Some had questioned the move, but the closing plan also had supporters.

"With recently enacted criminal justice reforms that have shifted the focus from incarceration to treatment and community supervision for nonviolent offenders, this is a natural and logical next step," said Sen. Stewart J. Greenleaf (R., Montgomery).

Asked this week on Pittsburgh radio station KDKA-AM what made SCI Pittsburgh vulnerable, Wolf noted that the prison is old -- it opened in 1882 -- and that there are "alternative economic development opportunities" on the site.

The Department of Corrections cited the relative strength of the economy of the region. Of the five prisons considered, only SCI Pittsburgh was in a county, Allegheny, where unemployment was below 5 percent as of November, it said.

Initially, the department said the Pittsburgh prison would "present significant challenges for closure." That statement pointed to its role as a diagnostic and classification center for incoming inmates and its medical specialty services, including an oncology unit.

But on Thursday, Corrections Secretary John Wetzel said those services could be moved to other facilities.

Long before the 2005 mothballing of the prison, known as the Western Penitentiary, it had been targeted for closure.

Still, the latest announcement drew criticism from the corrections officers' union and the state senator whose district includes the prison.

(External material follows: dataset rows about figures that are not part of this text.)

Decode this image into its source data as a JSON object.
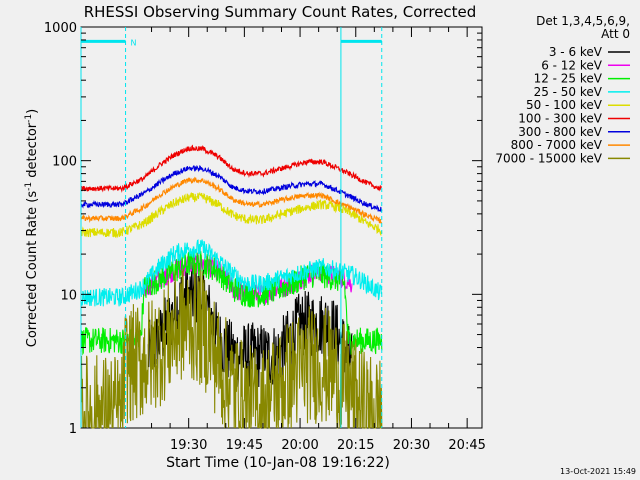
{
  "chart_data": {
    "type": "line",
    "title": "RHESSI Observing Summary Count Rates, Corrected",
    "xlabel": "Start Time (10-Jan-08 19:16:22)",
    "ylabel": "Corrected Count Rate (s⁻¹ detector⁻¹)",
    "ylabel_main": "Corrected Count Rate (s",
    "ylabel_sup1": "-1",
    "ylabel_mid": " detector",
    "ylabel_sup2": "-1",
    "ylabel_end": ")",
    "y_scale": "log",
    "ylim": [
      1,
      1000
    ],
    "xlim_minutes": [
      -15,
      93
    ],
    "x_ticks": [
      {
        "label": "19:30",
        "min": 14
      },
      {
        "label": "19:45",
        "min": 29
      },
      {
        "label": "20:00",
        "min": 44
      },
      {
        "label": "20:15",
        "min": 59
      },
      {
        "label": "20:30",
        "min": 74
      },
      {
        "label": "20:45",
        "min": 89
      }
    ],
    "y_ticks": [
      {
        "label": "1",
        "v": 1
      },
      {
        "label": "10",
        "v": 10
      },
      {
        "label": "100",
        "v": 100
      },
      {
        "label": "1000",
        "v": 1000
      }
    ],
    "legend_header": [
      "Det 1,3,4,5,6,9,",
      "Att 0"
    ],
    "series": [
      {
        "name": "3 - 6 keV",
        "color": "#000000",
        "points": [
          [
            -16,
            null
          ],
          [
            2,
            null
          ],
          [
            3,
            3.5
          ],
          [
            6,
            4.5
          ],
          [
            9,
            6.5
          ],
          [
            12,
            9
          ],
          [
            16,
            10
          ],
          [
            19,
            8
          ],
          [
            22,
            4.5
          ],
          [
            26,
            3.5
          ],
          [
            30,
            3.5
          ],
          [
            34,
            3.5
          ],
          [
            38,
            3.5
          ],
          [
            41,
            4.5
          ],
          [
            44,
            6
          ],
          [
            48,
            6
          ],
          [
            52,
            6
          ],
          [
            56,
            4
          ],
          [
            58,
            3
          ],
          [
            60,
            null
          ],
          [
            95,
            null
          ]
        ],
        "noise": 0.25
      },
      {
        "name": "6 - 12 keV",
        "color": "#ee00ee",
        "points": [
          [
            -16,
            null
          ],
          [
            1,
            null
          ],
          [
            2,
            11
          ],
          [
            6,
            13
          ],
          [
            10,
            15
          ],
          [
            14,
            17
          ],
          [
            18,
            17
          ],
          [
            22,
            15
          ],
          [
            26,
            11
          ],
          [
            30,
            10
          ],
          [
            34,
            10
          ],
          [
            38,
            11
          ],
          [
            42,
            12
          ],
          [
            46,
            14
          ],
          [
            50,
            15
          ],
          [
            52,
            14
          ],
          [
            56,
            13
          ],
          [
            58,
            12
          ],
          [
            60,
            null
          ],
          [
            95,
            null
          ]
        ],
        "noise": 0.08
      },
      {
        "name": "12 - 25 keV",
        "color": "#00ee00",
        "points": [
          [
            -16,
            4.5
          ],
          [
            0,
            4.5
          ],
          [
            1,
            4.5
          ],
          [
            2,
            11
          ],
          [
            6,
            13
          ],
          [
            10,
            15
          ],
          [
            14,
            17
          ],
          [
            18,
            17
          ],
          [
            22,
            15
          ],
          [
            26,
            11
          ],
          [
            30,
            10
          ],
          [
            34,
            10
          ],
          [
            38,
            11
          ],
          [
            42,
            12
          ],
          [
            46,
            14
          ],
          [
            50,
            14
          ],
          [
            54,
            13
          ],
          [
            56,
            12
          ],
          [
            57,
            4.5
          ],
          [
            66,
            4.5
          ]
        ],
        "noise": 0.1
      },
      {
        "name": "25 - 50 keV",
        "color": "#00eeee",
        "points": [
          [
            -16,
            9.5
          ],
          [
            -4,
            9.5
          ],
          [
            1,
            11
          ],
          [
            6,
            16
          ],
          [
            10,
            20
          ],
          [
            14,
            22
          ],
          [
            18,
            22
          ],
          [
            22,
            18
          ],
          [
            26,
            14
          ],
          [
            30,
            12
          ],
          [
            34,
            12
          ],
          [
            38,
            13
          ],
          [
            42,
            14
          ],
          [
            46,
            15
          ],
          [
            50,
            16
          ],
          [
            54,
            15
          ],
          [
            58,
            14
          ],
          [
            62,
            12
          ],
          [
            66,
            10
          ]
        ],
        "noise": 0.07
      },
      {
        "name": "50 - 100 keV",
        "color": "#dddd00",
        "points": [
          [
            -16,
            29
          ],
          [
            -4,
            29
          ],
          [
            2,
            34
          ],
          [
            6,
            41
          ],
          [
            10,
            48
          ],
          [
            14,
            53
          ],
          [
            18,
            53
          ],
          [
            22,
            47
          ],
          [
            26,
            39
          ],
          [
            30,
            36
          ],
          [
            34,
            36
          ],
          [
            38,
            39
          ],
          [
            42,
            42
          ],
          [
            46,
            45
          ],
          [
            50,
            47
          ],
          [
            54,
            45
          ],
          [
            58,
            40
          ],
          [
            62,
            34
          ],
          [
            66,
            30
          ]
        ],
        "noise": 0.035
      },
      {
        "name": "100 - 300 keV",
        "color": "#ee0000",
        "points": [
          [
            -16,
            62
          ],
          [
            -4,
            62
          ],
          [
            2,
            74
          ],
          [
            6,
            92
          ],
          [
            10,
            110
          ],
          [
            14,
            124
          ],
          [
            18,
            122
          ],
          [
            22,
            107
          ],
          [
            26,
            86
          ],
          [
            30,
            80
          ],
          [
            34,
            80
          ],
          [
            38,
            86
          ],
          [
            42,
            92
          ],
          [
            46,
            98
          ],
          [
            50,
            98
          ],
          [
            54,
            88
          ],
          [
            58,
            78
          ],
          [
            62,
            68
          ],
          [
            66,
            61
          ]
        ],
        "noise": 0.02
      },
      {
        "name": "300 - 800 keV",
        "color": "#0000dd",
        "points": [
          [
            -16,
            47
          ],
          [
            -4,
            47
          ],
          [
            2,
            57
          ],
          [
            6,
            68
          ],
          [
            10,
            80
          ],
          [
            14,
            88
          ],
          [
            18,
            87
          ],
          [
            22,
            77
          ],
          [
            26,
            63
          ],
          [
            30,
            59
          ],
          [
            34,
            59
          ],
          [
            38,
            62
          ],
          [
            42,
            65
          ],
          [
            46,
            67
          ],
          [
            50,
            67
          ],
          [
            54,
            60
          ],
          [
            58,
            53
          ],
          [
            62,
            47
          ],
          [
            66,
            43
          ]
        ],
        "noise": 0.02
      },
      {
        "name": "800 - 7000 keV",
        "color": "#ff8800",
        "points": [
          [
            -16,
            37
          ],
          [
            -4,
            37
          ],
          [
            2,
            45
          ],
          [
            6,
            55
          ],
          [
            10,
            64
          ],
          [
            14,
            72
          ],
          [
            18,
            71
          ],
          [
            22,
            62
          ],
          [
            26,
            51
          ],
          [
            30,
            47
          ],
          [
            34,
            47
          ],
          [
            38,
            50
          ],
          [
            42,
            53
          ],
          [
            46,
            55
          ],
          [
            50,
            55
          ],
          [
            54,
            49
          ],
          [
            58,
            44
          ],
          [
            62,
            39
          ],
          [
            66,
            35
          ]
        ],
        "noise": 0.02
      },
      {
        "name": "7000 - 15000 keV",
        "color": "#888800",
        "points": [
          [
            -16,
            1.3
          ],
          [
            -4,
            1.3
          ],
          [
            -3,
            3
          ],
          [
            0,
            3
          ],
          [
            4,
            3.5
          ],
          [
            8,
            4.5
          ],
          [
            12,
            6
          ],
          [
            16,
            6
          ],
          [
            19,
            5
          ],
          [
            22,
            3
          ],
          [
            26,
            2
          ],
          [
            30,
            1.5
          ],
          [
            34,
            1.5
          ],
          [
            38,
            2
          ],
          [
            42,
            2.5
          ],
          [
            46,
            3
          ],
          [
            50,
            3
          ],
          [
            54,
            2.5
          ],
          [
            58,
            1.8
          ],
          [
            62,
            1.3
          ],
          [
            66,
            1.3
          ]
        ],
        "noise": 0.45
      }
    ],
    "attenuator_lines": [
      {
        "from": -15,
        "to": -3,
        "level": 780
      },
      {
        "from": 55,
        "to": 66,
        "level": 780
      }
    ],
    "vertical_markers": [
      -15,
      -3,
      55,
      66
    ],
    "marker_label": "N",
    "footer_stamp": "13-Oct-2021 15:49"
  }
}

In a statement, the Pennsylvania State Corrections Officers Association president, Jason Bloom, said the decision had not been transparent.

"Communities were given only weeks to fight each other to stay open," he said.

The news of the pending closings also prompted pointed questions from legislators, particularly those whose districts contain or neighbor one of the five prisons on the initial list. During a Senate hearing Monday, corrections officials were pressed about the speed of their decision. On Wednesday, Senate Majority Leader Jake Corman (R., Centre) and Senate Minority Leader Jay Costa (D., Allegheny) asked Wolf in a letter to delay the decision.

Sen. Wayne Fontana, an Allegheny County Democrat, had pushed for SCI Pittsburgh to remain open and argued that the selection of a prison to close was made too hastily. With the decision made, he said he would advocate for the displaced employees and for redevelopment of the site.

"The immediate future is to find somebody interested and come up with a plan to put it back on the tax rolls and create jobs," he said.

People who would be involved in or closely observing the potential redevelopment said Thursday that it was too soon to know what type of business or other facility might find a home there. Kevin Acklin, chief of staff to Pittsburgh Mayor Bill Peduto and chairman of the board of the Pittsburgh Urban Redevelopment Authority, said the property could be used for housing or could find commercial or light industrial use.

The secretary of the state Department of Community and Economic Development, Dennis Davin, said the site presents a well-placed redevelopment opportunity.

"Waterfront property is in high demand in the Pittsburgh region, and it's really in high demand around the ethane cracker plant,"  Davin said.